According to the quotient rule, if \[y = \dfrac{I}{{II}}\], then
\[\dfrac{{dy}}{{dx}} = \dfrac{{\left( {II \times \dfrac{d}{{dx}}I} \right) - \left( {I \times \dfrac{d}{{dx}}II} \right)}}{{I{I^2}}}\]
Hence, using quotient rule in \[\cot x = \dfrac{{\cos x}}{{\sin x}}\], and differentiating both sides with respect to \[x\], we get,
\[\dfrac{{dy}}{{dx}}\cot x = \dfrac{{\left( {\sin x \times \dfrac{d}{{dx}}\cos x} \right) - \left( {\cos x \times \dfrac{d}{{dx}}\sin x} \right)}}{{{{\sin }^2}x}}\]
Now using the differentiation formula \[\dfrac{{dy}}{{dx}}\sin x = \cos x\] and \[\dfrac{{dy}}{{dx}}\cos x = - \sin x\], we get
\[ \Rightarrow \dfrac{{dy}}{{dx}}\cot x = \dfrac{{\left( {\sin x \times \left( { - \sin x} \right)} \right) - \left( {\cos x \times \cos x} \right)}}{{{{\sin }^2}x}}\]
Multiplying the terms, we get
\[ \Rightarrow \dfrac{{dy}}{{dx}}\cot x = \dfrac{{ - {{\sin }^2}x - {{\cos }^2}x}}{{{{\sin }^2}x}} = \dfrac{{ - \left( {{{\sin }^2}x + {{\cos }^2}x} \right)}}{{{{\sin }^2}x}}\]
Using the trigonometric identity, \[{\sin ^2}x + {\cos ^2}x = 1\], we get
\[ \Rightarrow \dfrac{{dy}}{{dx}}\cot x = \dfrac{{ - 1}}{{{{\sin }^2}x}}\]
Using the reciprocal trigonometric function \[\cos ecx = \dfrac{1}{{\sin x}}\], we get
\[ \Rightarrow \dfrac{{dy}}{{dx}}\cot x = - \cos e{c^2}x\]
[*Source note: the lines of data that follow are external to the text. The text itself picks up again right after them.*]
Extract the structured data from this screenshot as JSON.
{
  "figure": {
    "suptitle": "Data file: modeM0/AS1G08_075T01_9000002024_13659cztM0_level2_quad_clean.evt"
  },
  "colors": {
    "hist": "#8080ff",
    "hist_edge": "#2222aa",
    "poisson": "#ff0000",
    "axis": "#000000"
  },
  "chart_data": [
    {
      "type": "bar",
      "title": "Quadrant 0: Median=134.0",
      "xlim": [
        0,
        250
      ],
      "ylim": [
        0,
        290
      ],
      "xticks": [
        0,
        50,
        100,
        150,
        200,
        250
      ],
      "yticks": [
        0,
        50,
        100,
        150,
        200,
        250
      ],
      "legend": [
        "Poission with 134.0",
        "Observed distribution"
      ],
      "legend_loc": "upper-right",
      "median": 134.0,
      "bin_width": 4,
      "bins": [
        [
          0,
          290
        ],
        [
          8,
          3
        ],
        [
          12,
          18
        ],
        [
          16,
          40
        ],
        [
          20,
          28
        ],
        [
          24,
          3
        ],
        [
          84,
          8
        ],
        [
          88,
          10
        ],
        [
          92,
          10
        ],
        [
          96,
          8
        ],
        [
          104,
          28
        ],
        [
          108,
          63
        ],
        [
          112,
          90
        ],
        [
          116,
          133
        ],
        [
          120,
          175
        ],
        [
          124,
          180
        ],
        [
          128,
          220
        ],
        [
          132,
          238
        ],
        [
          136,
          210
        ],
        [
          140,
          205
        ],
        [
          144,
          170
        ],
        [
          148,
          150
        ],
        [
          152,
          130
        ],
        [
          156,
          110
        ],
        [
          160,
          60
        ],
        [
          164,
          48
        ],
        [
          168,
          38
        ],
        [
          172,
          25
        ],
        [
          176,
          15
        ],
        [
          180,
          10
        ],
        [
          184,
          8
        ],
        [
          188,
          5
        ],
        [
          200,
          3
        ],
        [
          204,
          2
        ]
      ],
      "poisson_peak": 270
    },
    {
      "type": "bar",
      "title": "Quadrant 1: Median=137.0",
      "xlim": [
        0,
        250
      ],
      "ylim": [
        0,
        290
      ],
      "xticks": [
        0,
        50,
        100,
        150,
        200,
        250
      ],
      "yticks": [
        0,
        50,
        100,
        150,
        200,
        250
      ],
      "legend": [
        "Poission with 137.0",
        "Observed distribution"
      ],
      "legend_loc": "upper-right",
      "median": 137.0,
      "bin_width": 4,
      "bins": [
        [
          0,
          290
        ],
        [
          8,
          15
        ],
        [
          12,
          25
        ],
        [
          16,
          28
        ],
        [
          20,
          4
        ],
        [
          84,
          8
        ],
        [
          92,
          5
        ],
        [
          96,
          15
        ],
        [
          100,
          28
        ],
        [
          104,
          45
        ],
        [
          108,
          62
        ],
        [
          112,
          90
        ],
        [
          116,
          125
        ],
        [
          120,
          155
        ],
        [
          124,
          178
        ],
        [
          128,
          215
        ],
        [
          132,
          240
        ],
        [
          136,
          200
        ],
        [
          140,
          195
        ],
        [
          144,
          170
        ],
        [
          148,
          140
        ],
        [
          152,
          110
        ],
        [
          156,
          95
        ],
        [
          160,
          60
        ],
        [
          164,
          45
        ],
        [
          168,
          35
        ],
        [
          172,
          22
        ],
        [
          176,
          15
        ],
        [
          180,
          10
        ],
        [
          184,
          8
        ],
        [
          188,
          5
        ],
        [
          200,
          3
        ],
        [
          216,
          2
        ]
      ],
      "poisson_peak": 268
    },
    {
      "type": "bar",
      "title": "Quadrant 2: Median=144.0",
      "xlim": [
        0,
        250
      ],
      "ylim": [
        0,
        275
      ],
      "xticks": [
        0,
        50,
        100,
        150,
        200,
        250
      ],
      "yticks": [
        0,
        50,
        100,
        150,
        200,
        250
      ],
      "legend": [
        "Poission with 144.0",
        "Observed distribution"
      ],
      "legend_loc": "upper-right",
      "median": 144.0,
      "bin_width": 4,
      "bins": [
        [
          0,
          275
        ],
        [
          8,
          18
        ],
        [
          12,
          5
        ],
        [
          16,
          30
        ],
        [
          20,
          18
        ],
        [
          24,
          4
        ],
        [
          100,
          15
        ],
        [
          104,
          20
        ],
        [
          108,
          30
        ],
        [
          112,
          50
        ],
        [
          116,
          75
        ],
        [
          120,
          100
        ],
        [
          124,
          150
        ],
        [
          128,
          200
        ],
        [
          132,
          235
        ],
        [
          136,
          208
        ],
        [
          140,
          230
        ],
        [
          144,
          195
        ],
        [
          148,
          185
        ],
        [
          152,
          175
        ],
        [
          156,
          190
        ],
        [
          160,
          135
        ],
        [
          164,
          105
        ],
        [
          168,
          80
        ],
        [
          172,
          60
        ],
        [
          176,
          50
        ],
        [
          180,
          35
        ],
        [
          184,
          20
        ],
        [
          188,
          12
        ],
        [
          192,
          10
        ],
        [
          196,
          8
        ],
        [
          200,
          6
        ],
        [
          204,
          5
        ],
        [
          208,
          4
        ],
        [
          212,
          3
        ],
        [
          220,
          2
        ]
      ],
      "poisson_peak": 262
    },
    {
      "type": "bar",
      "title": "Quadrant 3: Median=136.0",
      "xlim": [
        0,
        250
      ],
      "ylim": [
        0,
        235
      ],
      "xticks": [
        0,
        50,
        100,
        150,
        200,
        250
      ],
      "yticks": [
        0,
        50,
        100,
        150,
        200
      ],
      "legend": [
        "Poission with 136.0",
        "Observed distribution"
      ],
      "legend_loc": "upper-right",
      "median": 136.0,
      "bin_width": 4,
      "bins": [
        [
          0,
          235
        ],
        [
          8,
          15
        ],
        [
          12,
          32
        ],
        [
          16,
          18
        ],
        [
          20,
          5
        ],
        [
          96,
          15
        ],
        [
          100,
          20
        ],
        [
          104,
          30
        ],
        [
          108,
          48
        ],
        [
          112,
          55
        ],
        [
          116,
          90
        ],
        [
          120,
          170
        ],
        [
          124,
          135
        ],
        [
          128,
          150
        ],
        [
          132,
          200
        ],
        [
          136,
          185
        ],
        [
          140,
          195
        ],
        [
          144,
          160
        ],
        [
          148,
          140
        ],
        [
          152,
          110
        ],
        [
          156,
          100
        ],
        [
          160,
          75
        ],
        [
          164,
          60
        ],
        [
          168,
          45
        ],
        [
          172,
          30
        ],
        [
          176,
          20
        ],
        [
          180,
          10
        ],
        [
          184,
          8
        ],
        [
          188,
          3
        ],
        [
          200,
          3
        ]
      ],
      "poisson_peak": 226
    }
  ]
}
Therefore, we get that the derivative of \[\cot x\] is \[ - \cos e{c^2}x\]

Hence, this is the required answer.

Note: In mathematics, the rate of change of a function with respect to a variable is known as its derivative. Integration is the opposite of differentiation and hence it is called antiderivative. According to the quotient rule, it means that when two parts of a function are being divided, then, the derivative of a quotient is the denominator times the derivative of the numerator minus the numerator times the derivative of the denominator, all divided by the square of the denominator.